A possible compromise for remarried divorcees could be to allow them to take some active role in the Church, such as letting them be godparents, lectors or even teach. Could such recognition be a possible way forward, or would it subtly be a threat to the indissolubility of marriage?

In deference to the admission to Communion, which the Church cannot grant without contradicting the Lord’s words, we are dealing here with a law established by the Church that she herself could change. Of course, this discipline makes sense theologically and pastorally: There are certain public roles that represent the Church and therefore require a public coherence of life with the Gospel, also in order to avoid scandal.

Could we think of some circumstances in which these baptized could be admitted to these roles? I would say that, if they have started and made progress in the itinerary of reconciliation I have talked about, an itinerary that has effects also in the external forum, this means that they acknowledge that their lives are in contradiction to Jesus’ teaching on marriage and they ask to be accompanied so that they can arrive to live in harmony with the Gospel. In this case, I think that some of the difficulties that prevent them from taking up some of these roles disappear. In any event, one would need to ask: Is this assumption of a certain public role helping them get closer towards a life in harmony with the Gospel regarding the sacrament of marriage? Is it helpful so that they keep walking towards this goal? Will it help the community in witnessing the gospel of the family? These are the real questions that come from the heart of the shepherd, who, like Jesus, wants to lead the sheep toward true life in abundance.

 

Some synod participants appear to support a new “theology of love,” as opposed to a theology of the body. What are the dangers of this?

It is true that Christianity is the religion of love. But if we ask why this love is so great, we need to answer: because it has taken bodily form, because the Son of God has become one of us; he has given up his body for us as the greatest sign of his love.

This being so, it is clear that a theology of love is always inseparable, for a Christian, from a theology of the body. Pope Francis repeats, with insistence, the need of “touching the flesh of our brothers and sisters.”

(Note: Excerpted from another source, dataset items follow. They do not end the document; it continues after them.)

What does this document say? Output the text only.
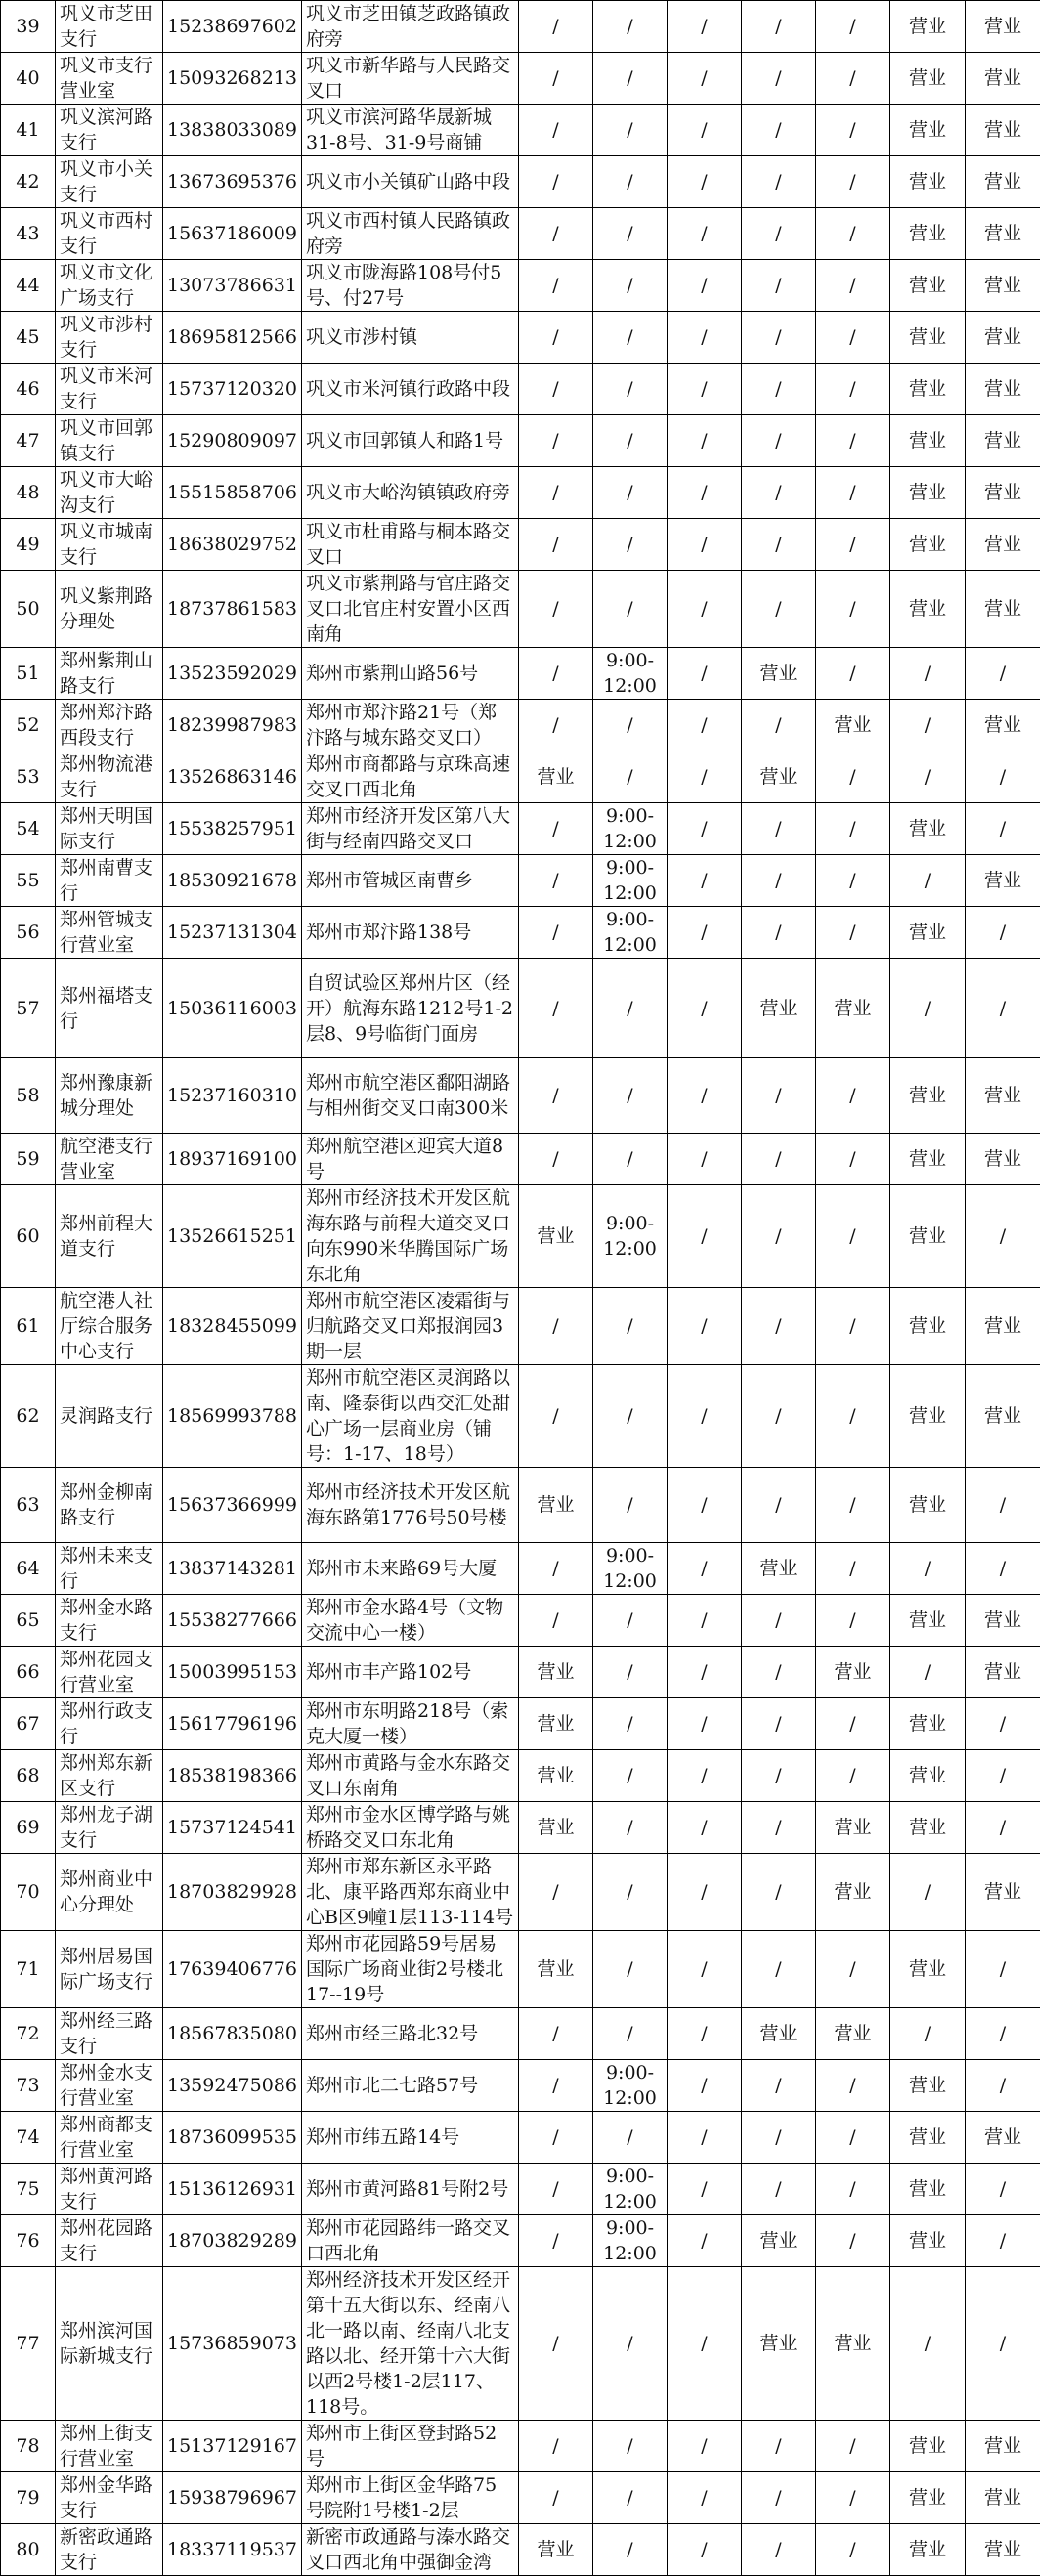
39	巩义市芝田支行	15238697602	巩义市芝田镇芝政路镇政府旁	/	/	/	/	/	营业	营业
40	巩义市支行营业室	15093268213	巩义市新华路与人民路交叉口	/	/	/	/	/	营业	营业
41	巩义滨河路支行	13838033089	巩义市滨河路华晟新城31-8号、31-9号商铺	/	/	/	/	/	营业	营业
42	巩义市小关支行	13673695376	巩义市小关镇矿山路中段	/	/	/	/	/	营业	营业
43	巩义市西村支行	15637186009	巩义市西村镇人民路镇政府旁	/	/	/	/	/	营业	营业
44	巩义市文化广场支行	13073786631	巩义市陇海路108号付5号、付27号	/	/	/	/	/	营业	营业
45	巩义市涉村支行	18695812566	巩义市涉村镇	/	/	/	/	/	营业	营业
46	巩义市米河支行	15737120320	巩义市米河镇行政路中段	/	/	/	/	/	营业	营业
47	巩义市回郭镇支行	15290809097	巩义市回郭镇人和路1号	/	/	/	/	/	营业	营业
48	巩义市大峪沟支行	15515858706	巩义市大峪沟镇镇政府旁	/	/	/	/	/	营业	营业
49	巩义市城南支行	18638029752	巩义市杜甫路与桐本路交叉口	/	/	/	/	/	营业	营业
50	巩义紫荆路分理处	18737861583	巩义市紫荆路与官庄路交叉口北官庄村安置小区西南角	/	/	/	/	/	营业	营业
51	郑州紫荆山路支行	13523592029	郑州市紫荆山路56号	/	9:00-12:00	/	营业	/	/	/
52	郑州郑汴路西段支行	18239987983	郑州市郑汴路21号（郑汴路与城东路交叉口）	/	/	/	/	营业	/	营业
53	郑州物流港支行	13526863146	郑州市商都路与京珠高速交叉口西北角	营业	/	/	营业	/	/	/
54	郑州天明国际支行	15538257951	郑州市经济开发区第八大街与经南四路交叉口	/	9:00-12:00	/	/	/	营业	/
55	郑州南曹支行	18530921678	郑州市管城区南曹乡	/	9:00-12:00	/	/	/	/	营业
56	郑州管城支行营业室	15237131304	郑州市郑汴路138号	/	9:00-12:00	/	/	/	营业	/
57	郑州福塔支行	15036116003	自贸试验区郑州片区（经开）航海东路1212号1-2层8、9号临街门面房	/	/	/	营业	营业	/	/
58	郑州豫康新城分理处	15237160310	郑州市航空港区鄱阳湖路与相州街交叉口南300米	/	/	/	/	/	营业	营业
59	航空港支行营业室	18937169100	郑州航空港区迎宾大道8号	/	/	/	/	/	营业	营业
60	郑州前程大道支行	13526615251	郑州市经济技术开发区航海东路与前程大道交叉口向东990米华腾国际广场东北角	营业	9:00-12:00	/	/	/	营业	/
61	航空港人社厅综合服务中心支行	18328455099	郑州市航空港区凌霜街与归航路交叉口郑报润园3期一层	/	/	/	/	/	营业	营业
62	灵润路支行	18569993788	郑州市航空港区灵润路以南、隆泰街以西交汇处甜心广场一层商业房（铺号：1-17、18号）	/	/	/	/	/	营业	营业
63	郑州金柳南路支行	15637366999	郑州市经济技术开发区航海东路第1776号50号楼	营业	/	/	/	/	营业	/
64	郑州未来支行	13837143281	郑州市未来路69号大厦	/	9:00-12:00	/	营业	/	/	/
65	郑州金水路支行	15538277666	郑州市金水路4号（文物交流中心一楼）	/	/	/	/	/	营业	营业
66	郑州花园支行营业室	15003995153	郑州市丰产路102号	营业	/	/	/	营业	/	营业
67	郑州行政支行	15617796196	郑州市东明路218号（索克大厦一楼）	营业	/	/	/	/	营业	/
68	郑州郑东新区支行	18538198366	郑州市黄路与金水东路交叉口东南角	营业	/	/	/	/	营业	/
69	郑州龙子湖支行	15737124541	郑州市金水区博学路与姚桥路交叉口东北角	营业	/	/	/	营业	营业	/
70	郑州商业中心分理处	18703829928	郑州市郑东新区永平路北、康平路西郑东商业中心B区9幢1层113-114号	/	/	/	/	营业	/	营业
71	郑州居易国际广场支行	17639406776	郑州市花园路59号居易国际广场商业街2号楼北17--19号	营业	/	/	/	/	营业	/
72	郑州经三路支行	18567835080	郑州市经三路北32号	/	/	/	营业	营业	/	/
73	郑州金水支行营业室	13592475086	郑州市北二七路57号	/	9:00-12:00	/	/	/	营业	/
74	郑州商都支行营业室	18736099535	郑州市纬五路14号	/	/	/	/	/	营业	营业
75	郑州黄河路支行	15136126931	郑州市黄河路81号附2号	/	9:00-12:00	/	/	/	营业	/
76	郑州花园路支行	18703829289	郑州市花园路纬一路交叉口西北角	/	9:00-12:00	/	营业	/	营业	/
77	郑州滨河国际新城支行	15736859073	郑州经济技术开发区经开第十五大街以东、经南八北一路以南、经南八北支路以北、经开第十六大街以西2号楼1-2层117、118号。	/	/	/	营业	营业	/	/
78	郑州上街支行营业室	15137129167	郑州市上街区登封路52号	/	/	/	/	/	营业	营业
79	郑州金华路支行	15938796967	郑州市上街区金华路75号院附1号楼1-2层	/	/	/	/	/	营业	营业
80	新密政通路支行	18337119537	新密市政通路与溱水路交叉口西北角中强御金湾	营业	/	/	/	/	营业	营业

The proposal of separating the two comes, I think, from a “worldly” vision of love, as Pope Francis would say. Our culture thinks that the body limits our freedom and, therefore, our capacity to love. Many prefer what some call “liquid relationships”: relationships without a fixed form, which we adapt to the recipient of our own desires, as if our love were a liquid. We want to love our way, according to our own conditions. But the body — male and female, with meanings we have not created, with an opening to fruitfulness and life — prevents us from designing love according to our own measure.

What we need to ask is: Is this self-referential love, a love without body, a real love? If we reject the body, are we not in the end trapped in our own subjectivity, without the possibility of a real encounter with the other?

In fact, love is inseparable from the body, for only through the body we open up to the other, only in the body we understand that we have not given our existence to ourselves, but received it from others; only in the body do man and woman realize that they can be one flesh, so that a new life can come out of their union — because love is always greater.

It is striking how this “proposal” contradicts a sentence by Pope Benedict XVI (in a speech on May 13, 2011):

“The family: This is the place where the theology of the body and the theology of love are interwoven.” 

Isn’t to separate the theology of the body and the theology of love precisely to destroy the place where they are interwoven, the family?

 

Edward Pentin is the Register’s Rome correspondent.